Innanzitutto verranno a cadere diversi alibi. Diventerà difficile, ad esempio, rifiutarsi di andare in qualche posto, adducendo come motivazione il fatto di non aver nessuno come accompagnatore. Dovrò mio malgrado aggiornarmi sul prezzo del pane, della latte, della carne e capire finalmente quanto costa la vita. Dovrò, magari sperando nell’indulgenza degli altri clienti, affrontare le varie file alla posta, al supermercato, alla banca e altrove.
Insomma non potrò più crogiolarmi nel “dolce far niente” che ha accompagnato la mia vita fino a questo momento. Anche perché quella “canaglia” del mio assistente personale non viene pagato per non fare niente. Dunque, dopo una vita di eterna beatitudine, sarò, mio malgrado, costretto a scoprire che cosa significa assumersi le proprie responsabilità. Già.
Altro aspetto sarà proprio quello riguardante il mio rapporto con l’assistente personale. Mi chiedo allora se riuscirò a fare in modo che la nostra relazione si mantenga su di un piano strettamente lavorativo, dove io impartirò le istruzioni per l’uso, secondo le mie necessità, i miei gusti personali e le mie tendenze.
Ad esempio, chi sceglierà la musica da ascoltare in auto? Oppure che cosa succederà se vorrò andare a vedere un film di un genere che lui proprio non sopporta? Riuscirò ad impormi oppure cercherò qualche sorta di compromesso? Riuscirò a trattarlo, secondo una definizione che ho sempre ritenuto terribile, alla stregua di un “ausilio umano”?
Sono sempre stato piuttosto abile nell’intrecciare relazioni umane, nel fare in modo che all’altro la mia disabilità non pesasse. Ad esempio ricordo che alle scuole elementari e alle medie accompagnarmi in bagno era una specie di festa, una sorta di privilegio. Così come alle scuole superiori rappresentava un escamotage per stare fuori dalla classe per un bel po’ di tempo.
Insomma, a parte alcuni casi, ho sempre cercato di dare qualcosa in cambio, un favore, un vantaggio a coloro che in qualche modo mi sono stati d’aiuto. E a pensarci bene non si trattava solo di riconoscenza.

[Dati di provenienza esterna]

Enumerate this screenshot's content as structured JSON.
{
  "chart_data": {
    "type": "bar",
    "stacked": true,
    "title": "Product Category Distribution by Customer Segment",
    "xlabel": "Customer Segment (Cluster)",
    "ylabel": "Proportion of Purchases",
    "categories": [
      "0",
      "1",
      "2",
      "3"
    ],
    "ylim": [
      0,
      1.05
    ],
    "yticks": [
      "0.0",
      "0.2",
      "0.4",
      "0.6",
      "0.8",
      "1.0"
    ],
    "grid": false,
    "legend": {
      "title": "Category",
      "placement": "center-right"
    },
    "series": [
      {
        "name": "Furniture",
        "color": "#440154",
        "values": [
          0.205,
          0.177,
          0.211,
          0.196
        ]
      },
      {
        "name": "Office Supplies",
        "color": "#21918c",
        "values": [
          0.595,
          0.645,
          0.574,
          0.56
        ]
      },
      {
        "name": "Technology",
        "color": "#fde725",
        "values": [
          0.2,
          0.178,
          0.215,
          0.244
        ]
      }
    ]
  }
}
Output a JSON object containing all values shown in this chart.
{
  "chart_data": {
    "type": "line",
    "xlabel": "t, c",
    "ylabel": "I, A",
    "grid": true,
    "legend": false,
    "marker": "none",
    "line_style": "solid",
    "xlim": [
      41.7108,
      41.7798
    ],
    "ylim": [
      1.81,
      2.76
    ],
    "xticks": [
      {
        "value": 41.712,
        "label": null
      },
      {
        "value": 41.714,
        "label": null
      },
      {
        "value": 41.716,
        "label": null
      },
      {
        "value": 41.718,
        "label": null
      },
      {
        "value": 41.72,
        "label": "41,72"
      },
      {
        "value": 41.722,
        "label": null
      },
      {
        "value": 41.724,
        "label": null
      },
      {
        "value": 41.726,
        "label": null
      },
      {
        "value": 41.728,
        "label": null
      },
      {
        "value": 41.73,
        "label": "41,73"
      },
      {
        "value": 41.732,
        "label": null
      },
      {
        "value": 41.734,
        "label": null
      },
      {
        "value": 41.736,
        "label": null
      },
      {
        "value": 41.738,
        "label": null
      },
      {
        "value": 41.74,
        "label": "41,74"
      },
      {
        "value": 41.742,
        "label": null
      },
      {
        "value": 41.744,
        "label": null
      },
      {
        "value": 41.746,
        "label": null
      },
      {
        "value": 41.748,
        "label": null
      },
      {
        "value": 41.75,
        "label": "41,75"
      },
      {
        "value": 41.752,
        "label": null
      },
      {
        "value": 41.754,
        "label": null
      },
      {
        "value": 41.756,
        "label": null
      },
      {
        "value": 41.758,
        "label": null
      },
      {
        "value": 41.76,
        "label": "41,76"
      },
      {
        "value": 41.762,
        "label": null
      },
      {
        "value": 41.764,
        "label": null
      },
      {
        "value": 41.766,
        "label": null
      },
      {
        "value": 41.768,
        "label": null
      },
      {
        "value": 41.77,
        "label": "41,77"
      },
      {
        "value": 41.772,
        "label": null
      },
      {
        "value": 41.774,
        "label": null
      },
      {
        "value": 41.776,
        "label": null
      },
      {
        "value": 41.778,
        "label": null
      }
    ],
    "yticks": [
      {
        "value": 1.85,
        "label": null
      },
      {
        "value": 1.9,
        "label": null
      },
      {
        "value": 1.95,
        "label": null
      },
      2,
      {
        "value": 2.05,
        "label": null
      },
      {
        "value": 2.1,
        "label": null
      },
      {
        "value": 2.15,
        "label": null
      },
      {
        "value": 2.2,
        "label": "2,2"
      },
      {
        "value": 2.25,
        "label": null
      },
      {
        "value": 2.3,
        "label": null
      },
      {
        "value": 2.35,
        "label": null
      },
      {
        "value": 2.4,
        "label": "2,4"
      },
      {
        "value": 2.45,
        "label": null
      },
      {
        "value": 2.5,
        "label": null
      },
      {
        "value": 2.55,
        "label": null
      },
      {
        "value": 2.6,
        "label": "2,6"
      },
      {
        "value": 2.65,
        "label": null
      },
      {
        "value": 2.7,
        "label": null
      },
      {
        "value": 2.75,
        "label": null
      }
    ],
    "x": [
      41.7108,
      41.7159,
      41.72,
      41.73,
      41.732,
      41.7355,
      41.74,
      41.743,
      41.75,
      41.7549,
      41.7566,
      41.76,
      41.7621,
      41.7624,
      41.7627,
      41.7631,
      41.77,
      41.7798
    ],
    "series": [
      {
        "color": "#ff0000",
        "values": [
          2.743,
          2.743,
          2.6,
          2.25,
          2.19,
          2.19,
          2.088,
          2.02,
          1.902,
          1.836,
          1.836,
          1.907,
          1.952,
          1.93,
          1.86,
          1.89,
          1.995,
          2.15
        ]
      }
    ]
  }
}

C’era anche, difficile dire se prevalente o meno, una componente di egoismo. L’ho sempre chiamato, non trovando altra definizione, istinto di sopravvivenza. Probabilmente si tratta di un elemento presente in tutti i rapporti umani e che in alcune persone, forse soprattutto in chi ha una qualche disabilità, si sviluppa o comunque si nota maggiormente. La vera abilità, che costa molta fatica, è riuscire a bilanciare riconoscenza ed egoismo.
Kant sosteneva che il primo passo per godere della libertà è rappresentato dall’assunzione di responsabilità. Chissà se dopo una vita “da irresponsabile” sarò all’altezza della situazione. Intanto meglio iniziare a prepararsi visto che fra un po’ qualcuno busserà alla mia porta.

*Per gentile concessione di «DM», rivista della UILDM Nazionale.